Bolivie. En temps de crise, les autorités se doivent d’apporter des solutions durables

COMMUNIQUÉ DE PRESSE

AMR 18/005/2007 (Public)

Il faut que les autorités et les groupes politiques prennent les mesures qui s’imposent pour mettre fin au climat de violence régnant actuellement dans la société bolivienne, en empêchant que de nouveaux homicides soient commis, dans le but ultime de favoriser la réconciliation nationale.

Plus de 100 personnes ont été blessées et quatre autres – dont un policier – tuées, dans la ville de Sucre au cours du week-end du 24 novembre. Les troubles en question ont pour origine le mécontentement de l’opposition concernant la nouvelle constitution récemment approuvée, dont il a été annoncé qu’elle ferait l’objet d’un référendum.

Amnesty International estime que c’est précisément dans les moments de crise comme ceux que traverse actuellement la Bolivie que le pouvoir élu doit faire preuve de sa capacité à gouverner le pays. Il faut que les autorités chargent les forces de l’ordre de maintenir les débordements dans les limites du respect des droits humains, et prennent toutes les mesures nécessaires pour établir le dialogue, en évitant que celui-ci ne donne lieu à des confrontations menaçant la vie et la sécurité des personnes.

Elles doivent veiller au maintien de l’ordre tout en respectant les droits humains, et trouver les médiateurs et solutions qui favoriseront le dialogue. Au cours des derniers mois, la ville de Sucre a été le théâtre de plusieurs affrontements dus à des désaccords portant sur des aspects de la nouvelle constitution. Des affrontements entre citoyens de sensibilités politiques différentes ont à plusieurs reprises fait des morts dans d’autres villes.

Amnesty International exhorte les dirigeants de l’opposition à respecter leur engagement, ainsi que leur devoir, consistant à donner des consignes claires à leurs partisans, afin que ceux-ci optent pour les solutions privilégiant le dialogue tout en évitant les heurts et en faisant part de leur désaccord de façon pacifique.

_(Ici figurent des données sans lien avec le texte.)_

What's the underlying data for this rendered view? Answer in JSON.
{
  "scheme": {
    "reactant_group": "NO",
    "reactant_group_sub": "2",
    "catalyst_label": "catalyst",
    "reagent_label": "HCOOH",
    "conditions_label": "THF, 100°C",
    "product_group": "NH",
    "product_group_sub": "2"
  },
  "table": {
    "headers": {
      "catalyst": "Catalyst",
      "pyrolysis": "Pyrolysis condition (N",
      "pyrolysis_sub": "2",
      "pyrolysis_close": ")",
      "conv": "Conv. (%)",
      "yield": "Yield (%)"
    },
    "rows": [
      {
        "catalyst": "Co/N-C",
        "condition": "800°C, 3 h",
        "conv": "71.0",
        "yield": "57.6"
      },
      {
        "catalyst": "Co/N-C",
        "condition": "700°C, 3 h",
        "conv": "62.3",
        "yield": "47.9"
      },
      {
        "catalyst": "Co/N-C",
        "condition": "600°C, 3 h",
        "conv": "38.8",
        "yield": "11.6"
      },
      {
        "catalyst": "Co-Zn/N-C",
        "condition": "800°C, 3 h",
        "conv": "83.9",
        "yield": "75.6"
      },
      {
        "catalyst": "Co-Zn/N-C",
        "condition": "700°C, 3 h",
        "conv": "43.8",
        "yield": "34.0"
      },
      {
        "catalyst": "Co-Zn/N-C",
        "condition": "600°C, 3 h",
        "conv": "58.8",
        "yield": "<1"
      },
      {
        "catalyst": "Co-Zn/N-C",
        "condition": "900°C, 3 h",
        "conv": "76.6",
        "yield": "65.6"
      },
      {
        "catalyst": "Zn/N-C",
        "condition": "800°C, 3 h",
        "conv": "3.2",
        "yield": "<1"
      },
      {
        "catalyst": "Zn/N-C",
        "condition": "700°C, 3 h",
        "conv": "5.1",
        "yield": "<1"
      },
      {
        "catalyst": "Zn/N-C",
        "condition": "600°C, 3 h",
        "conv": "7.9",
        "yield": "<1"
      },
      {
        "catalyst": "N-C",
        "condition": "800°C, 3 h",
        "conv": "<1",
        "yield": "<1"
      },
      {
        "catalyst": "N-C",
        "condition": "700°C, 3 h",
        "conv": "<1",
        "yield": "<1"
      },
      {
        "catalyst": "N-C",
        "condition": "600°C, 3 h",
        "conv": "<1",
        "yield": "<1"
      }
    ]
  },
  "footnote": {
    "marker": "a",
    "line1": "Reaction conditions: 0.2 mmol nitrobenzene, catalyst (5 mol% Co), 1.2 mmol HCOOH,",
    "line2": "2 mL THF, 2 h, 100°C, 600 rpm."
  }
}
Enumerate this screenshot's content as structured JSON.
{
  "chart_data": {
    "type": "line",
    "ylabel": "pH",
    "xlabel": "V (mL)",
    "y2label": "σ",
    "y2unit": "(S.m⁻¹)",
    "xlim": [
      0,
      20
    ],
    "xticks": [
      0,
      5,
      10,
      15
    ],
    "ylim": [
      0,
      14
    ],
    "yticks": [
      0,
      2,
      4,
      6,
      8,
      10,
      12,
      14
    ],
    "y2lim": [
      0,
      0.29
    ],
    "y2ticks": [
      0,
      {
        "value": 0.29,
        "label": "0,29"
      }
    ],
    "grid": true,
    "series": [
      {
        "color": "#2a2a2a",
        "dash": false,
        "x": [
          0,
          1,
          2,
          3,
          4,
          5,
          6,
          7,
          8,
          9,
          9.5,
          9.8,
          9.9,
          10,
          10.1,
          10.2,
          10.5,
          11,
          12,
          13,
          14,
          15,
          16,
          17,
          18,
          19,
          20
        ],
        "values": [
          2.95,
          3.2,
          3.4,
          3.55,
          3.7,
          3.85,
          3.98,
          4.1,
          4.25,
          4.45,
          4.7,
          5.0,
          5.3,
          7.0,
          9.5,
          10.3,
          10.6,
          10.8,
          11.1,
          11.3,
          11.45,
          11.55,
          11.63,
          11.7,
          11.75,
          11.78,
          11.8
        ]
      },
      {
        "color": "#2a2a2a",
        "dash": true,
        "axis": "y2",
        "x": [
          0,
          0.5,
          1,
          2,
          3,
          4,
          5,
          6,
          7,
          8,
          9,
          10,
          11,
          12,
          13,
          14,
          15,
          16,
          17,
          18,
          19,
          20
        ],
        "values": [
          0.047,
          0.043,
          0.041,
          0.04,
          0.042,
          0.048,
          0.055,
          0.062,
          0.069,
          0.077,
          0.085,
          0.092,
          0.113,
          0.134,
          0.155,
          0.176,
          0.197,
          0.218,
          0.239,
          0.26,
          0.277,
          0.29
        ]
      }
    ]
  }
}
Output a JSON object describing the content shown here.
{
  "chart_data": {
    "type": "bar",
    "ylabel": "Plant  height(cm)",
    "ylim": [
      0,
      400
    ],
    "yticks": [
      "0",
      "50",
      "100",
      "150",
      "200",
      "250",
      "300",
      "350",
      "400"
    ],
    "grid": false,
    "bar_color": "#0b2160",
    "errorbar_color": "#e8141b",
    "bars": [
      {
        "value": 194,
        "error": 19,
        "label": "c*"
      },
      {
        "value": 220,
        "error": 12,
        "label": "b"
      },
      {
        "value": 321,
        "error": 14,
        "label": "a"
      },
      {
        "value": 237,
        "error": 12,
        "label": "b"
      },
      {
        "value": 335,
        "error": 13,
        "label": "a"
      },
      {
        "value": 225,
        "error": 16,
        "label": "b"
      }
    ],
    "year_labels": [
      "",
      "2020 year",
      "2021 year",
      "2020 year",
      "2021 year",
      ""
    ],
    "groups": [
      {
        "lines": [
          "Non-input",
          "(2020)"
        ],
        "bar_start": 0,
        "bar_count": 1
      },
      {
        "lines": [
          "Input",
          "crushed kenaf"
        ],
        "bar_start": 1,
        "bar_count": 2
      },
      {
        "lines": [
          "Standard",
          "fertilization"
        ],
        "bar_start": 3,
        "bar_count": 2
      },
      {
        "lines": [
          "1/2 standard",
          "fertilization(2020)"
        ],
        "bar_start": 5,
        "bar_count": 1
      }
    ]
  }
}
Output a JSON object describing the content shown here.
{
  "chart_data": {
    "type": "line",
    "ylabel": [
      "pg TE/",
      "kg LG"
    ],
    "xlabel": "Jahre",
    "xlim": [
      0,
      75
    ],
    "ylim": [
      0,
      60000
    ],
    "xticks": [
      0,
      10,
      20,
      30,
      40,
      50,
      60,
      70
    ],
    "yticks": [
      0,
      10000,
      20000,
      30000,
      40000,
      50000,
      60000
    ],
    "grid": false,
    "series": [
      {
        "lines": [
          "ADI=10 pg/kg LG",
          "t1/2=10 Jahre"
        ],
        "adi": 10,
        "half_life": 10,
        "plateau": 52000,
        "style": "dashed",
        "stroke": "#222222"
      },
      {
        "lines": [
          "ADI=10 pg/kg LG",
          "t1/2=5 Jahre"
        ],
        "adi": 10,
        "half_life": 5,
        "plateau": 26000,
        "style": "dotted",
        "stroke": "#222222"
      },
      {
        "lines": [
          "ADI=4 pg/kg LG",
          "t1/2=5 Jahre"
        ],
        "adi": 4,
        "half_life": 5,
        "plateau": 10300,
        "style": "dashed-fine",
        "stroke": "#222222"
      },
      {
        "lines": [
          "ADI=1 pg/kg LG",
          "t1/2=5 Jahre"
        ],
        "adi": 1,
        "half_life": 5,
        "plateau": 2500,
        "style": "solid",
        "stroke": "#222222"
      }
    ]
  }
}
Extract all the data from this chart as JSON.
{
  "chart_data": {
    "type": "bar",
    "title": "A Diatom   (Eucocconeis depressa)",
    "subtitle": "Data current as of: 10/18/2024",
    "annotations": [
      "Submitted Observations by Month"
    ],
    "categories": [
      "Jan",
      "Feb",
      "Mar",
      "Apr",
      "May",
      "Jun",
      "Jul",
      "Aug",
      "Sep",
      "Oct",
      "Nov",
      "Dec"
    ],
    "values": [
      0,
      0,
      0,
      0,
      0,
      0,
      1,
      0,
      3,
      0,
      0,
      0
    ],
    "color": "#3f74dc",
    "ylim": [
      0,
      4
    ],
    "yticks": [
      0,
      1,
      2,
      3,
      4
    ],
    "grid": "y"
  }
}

Les appels encourageant à condamner les affrontements et à préconiser d’autres solutions s’adressent aussi bien aux autorités nationales et départementales, qu’aux groupes d’opposition et à la population en général.

Les autorités doivent ordonner l’ouverture d’enquêtes sur les événements des 24 et 25 novembre, et concevoir des politiques offrant des garanties à court et long terme.